Step 4: AI Row Recommendations (Optional)

If you're using RS-JP with K > 1, you can get AI help selecting the best matches.

AI Row Recommendations

The bridge table shows:

  • Select column - Checkboxes for entries to include in the final join
  • Recommendation column - Checkboxes to mark entries for AI analysis
  • R Value - Value from Table R
  • S Value - Candidate match from Table S
  • Score - Match strength (higher is better)

Using AI Recommendations:

  1. Check boxes in the "Recommendation" column for entries you want AI to analyze
  2. Click "AI Recommend Best" button
  3. The AI evaluates all candidates and selects the best match for each R value
  4. Results update the "Select" column automatically
  5. You can still manually adjust selections afterward

Bulk Actions:

  • "Select All for Recommendation" - Mark all entries for AI analysis
  • "Clear Recommendation" - Uncheck all recommendation boxes
  • "Select All" / "Deselect All" - Manage which entries will be used in the join

Step 5: Manual Review

Review the bridge table and adjust selections as needed.

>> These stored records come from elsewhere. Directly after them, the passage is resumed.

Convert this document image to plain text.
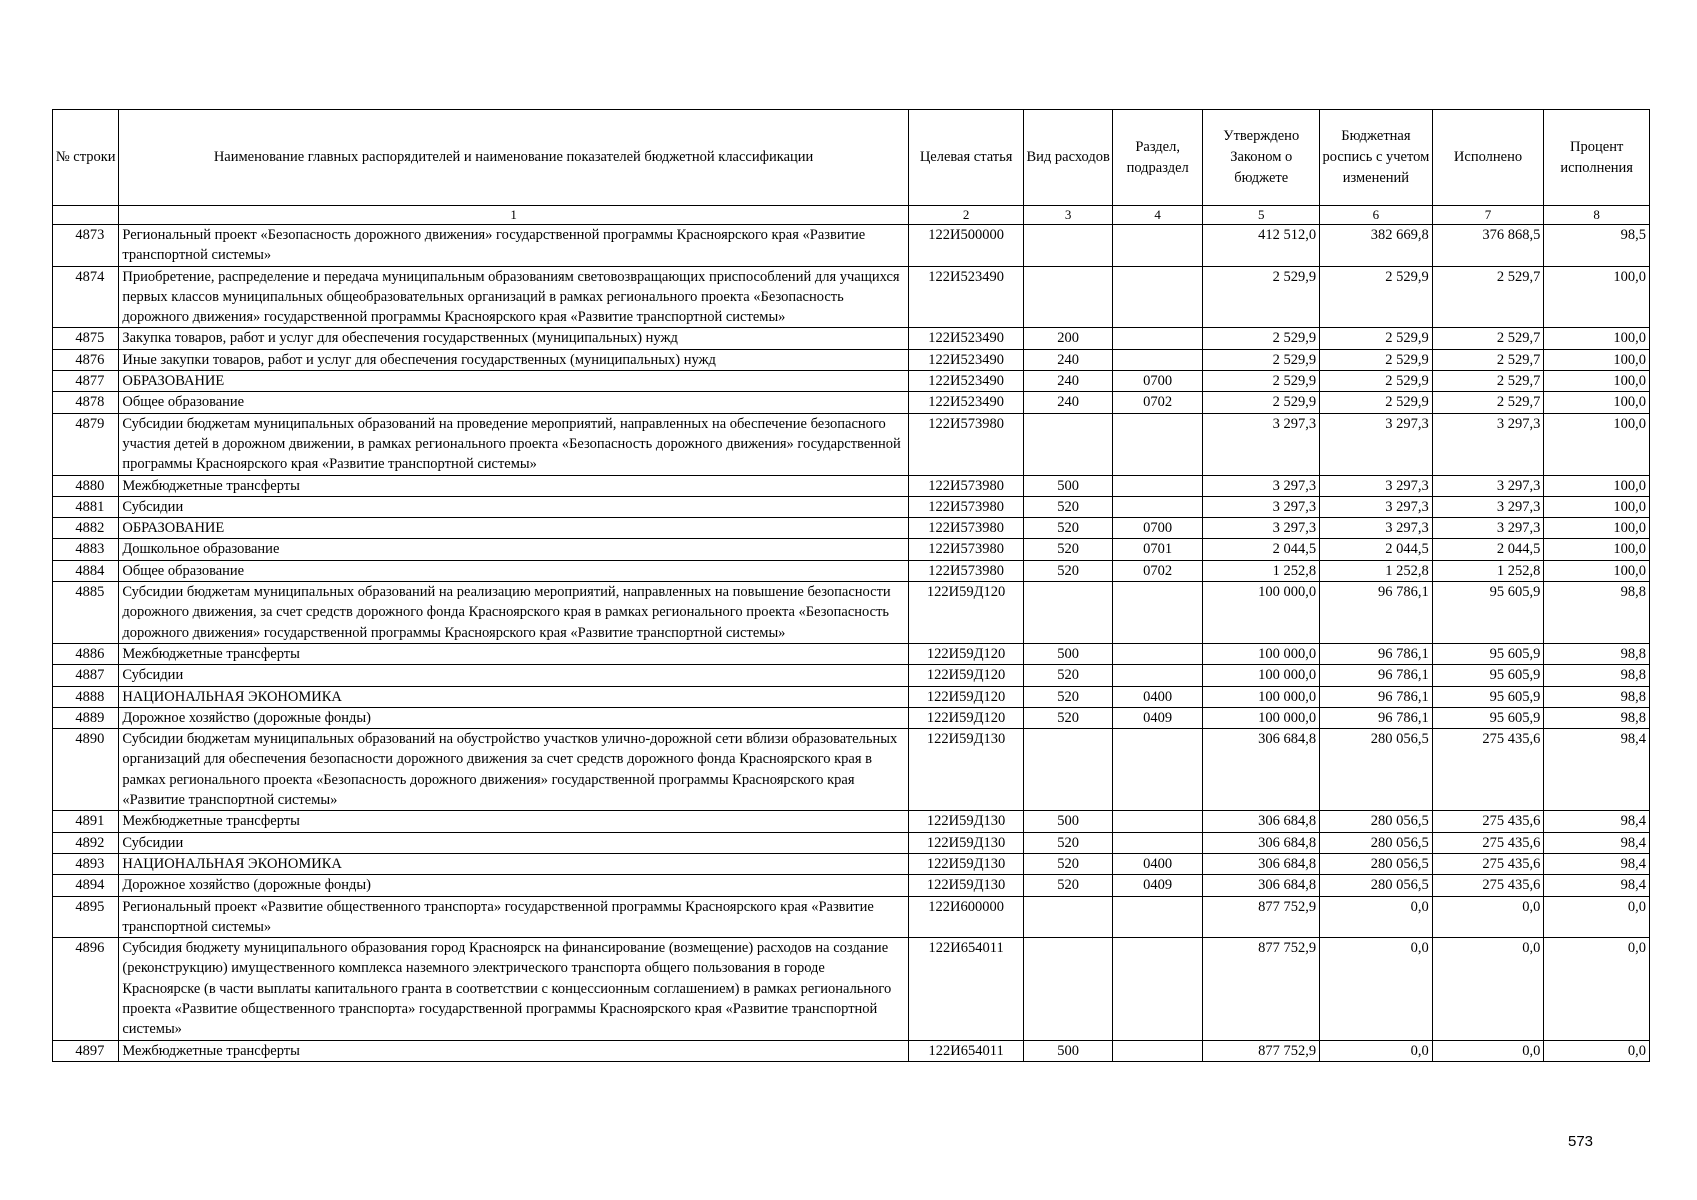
№ строки	Наименование главных распорядителей и наименование показателей бюджетной классификации	Целевая статья	Вид расходов	Раздел, подраздел	Утверждено Законом о бюджете	Бюджетная роспись с учетом изменений	Исполнено	Процент исполнения
	1	2	3	4	5	6	7	8
4873	Региональный проект «Безопасность дорожного движения» государственной программы Красноярского края «Развитие транспортной системы»	122И500000			412 512,0	382 669,8	376 868,5	98,5
4874	Приобретение, распределение и передача муниципальным образованиям световозвращающих приспособлений для учащихся первых классов муниципальных общеобразовательных организаций в рамках регионального проекта «Безопасность дорожного движения» государственной программы Красноярского края «Развитие транспортной системы»	122И523490			2 529,9	2 529,9	2 529,7	100,0
4875	Закупка товаров, работ и услуг для обеспечения государственных (муниципальных) нужд	122И523490	200		2 529,9	2 529,9	2 529,7	100,0
4876	Иные закупки товаров, работ и услуг для обеспечения государственных (муниципальных) нужд	122И523490	240		2 529,9	2 529,9	2 529,7	100,0
4877	ОБРАЗОВАНИЕ	122И523490	240	0700	2 529,9	2 529,9	2 529,7	100,0
4878	Общее образование	122И523490	240	0702	2 529,9	2 529,9	2 529,7	100,0
4879	Субсидии бюджетам муниципальных образований на проведение мероприятий, направленных на обеспечение безопасного участия детей в дорожном движении, в рамках регионального проекта «Безопасность дорожного движения» государственной программы Красноярского края «Развитие транспортной системы»	122И573980			3 297,3	3 297,3	3 297,3	100,0
4880	Межбюджетные трансферты	122И573980	500		3 297,3	3 297,3	3 297,3	100,0
4881	Субсидии	122И573980	520		3 297,3	3 297,3	3 297,3	100,0
4882	ОБРАЗОВАНИЕ	122И573980	520	0700	3 297,3	3 297,3	3 297,3	100,0
4883	Дошкольное образование	122И573980	520	0701	2 044,5	2 044,5	2 044,5	100,0
4884	Общее образование	122И573980	520	0702	1 252,8	1 252,8	1 252,8	100,0
4885	Субсидии бюджетам муниципальных образований на реализацию мероприятий, направленных на повышение безопасности дорожного движения, за счет средств дорожного фонда Красноярского края в рамках регионального проекта «Безопасность дорожного движения» государственной программы Красноярского края «Развитие транспортной системы»	122И59Д120			100 000,0	96 786,1	95 605,9	98,8
4886	Межбюджетные трансферты	122И59Д120	500		100 000,0	96 786,1	95 605,9	98,8
4887	Субсидии	122И59Д120	520		100 000,0	96 786,1	95 605,9	98,8
4888	НАЦИОНАЛЬНАЯ ЭКОНОМИКА	122И59Д120	520	0400	100 000,0	96 786,1	95 605,9	98,8
4889	Дорожное хозяйство (дорожные фонды)	122И59Д120	520	0409	100 000,0	96 786,1	95 605,9	98,8
4890	Субсидии бюджетам муниципальных образований на обустройство участков улично-дорожной сети вблизи образовательных организаций для обеспечения безопасности дорожного движения за счет средств дорожного фонда Красноярского края в рамках регионального проекта «Безопасность дорожного движения» государственной программы Красноярского края «Развитие транспортной системы»	122И59Д130			306 684,8	280 056,5	275 435,6	98,4
4891	Межбюджетные трансферты	122И59Д130	500		306 684,8	280 056,5	275 435,6	98,4
4892	Субсидии	122И59Д130	520		306 684,8	280 056,5	275 435,6	98,4
4893	НАЦИОНАЛЬНАЯ ЭКОНОМИКА	122И59Д130	520	0400	306 684,8	280 056,5	275 435,6	98,4
4894	Дорожное хозяйство (дорожные фонды)	122И59Д130	520	0409	306 684,8	280 056,5	275 435,6	98,4
4895	Региональный проект «Развитие общественного транспорта» государственной программы Красноярского края «Развитие транспортной системы»	122И600000			877 752,9	0,0	0,0	0,0
4896	Субсидия бюджету муниципального образования город Красноярск на финансирование (возмещение) расходов на создание (реконструкцию) имущественного комплекса наземного электрического транспорта общего пользования в городе Красноярске (в части выплаты капитального гранта в соответствии с концессионным соглашением) в рамках регионального проекта «Развитие общественного транспорта» государственной программы Красноярского края «Развитие транспортной системы»	122И654011			877 752,9	0,0	0,0	0,0
4897	Межбюджетные трансферты	122И654011	500		877 752,9	0,0	0,0	0,0
573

By default:

  • RS-JP: Best match (highest score) per R value is auto-selected
  • CS-JP-LP: All entries are selected (optimal solution)

You can change selections before performing the join.

Performing the Join

Once you've created and reviewed your bridge table:

  1. Click "Join Tables"
  2. The system performs a three-way join: Table R → Bridge Table → Table S
  3. Results show combined data from both original tables

Viewing Results

The joined result displays all matched records.

Join Results

The result table includes:

  • All columns from Table R
  • Bridge table columns (matching values and scores)
  • All columns from Table S
  • Only rows where matches were found

You can review the results to verify they meet your expectations.

Viewing History

Click "View History" from the home page to see past join operations.

History View

The history page shows:

  • Top section: Past joins showing timestamp and columns used
  • Middle section: Bridge table used for the selected join
  • Bottom section: Details of previous table selections and configurations

You now have a complete understanding of how to use Project SEMA-JOIN for semantic table joins. Experiment with different tables, algorithms, and AI features to find the best approach for your data integration needs.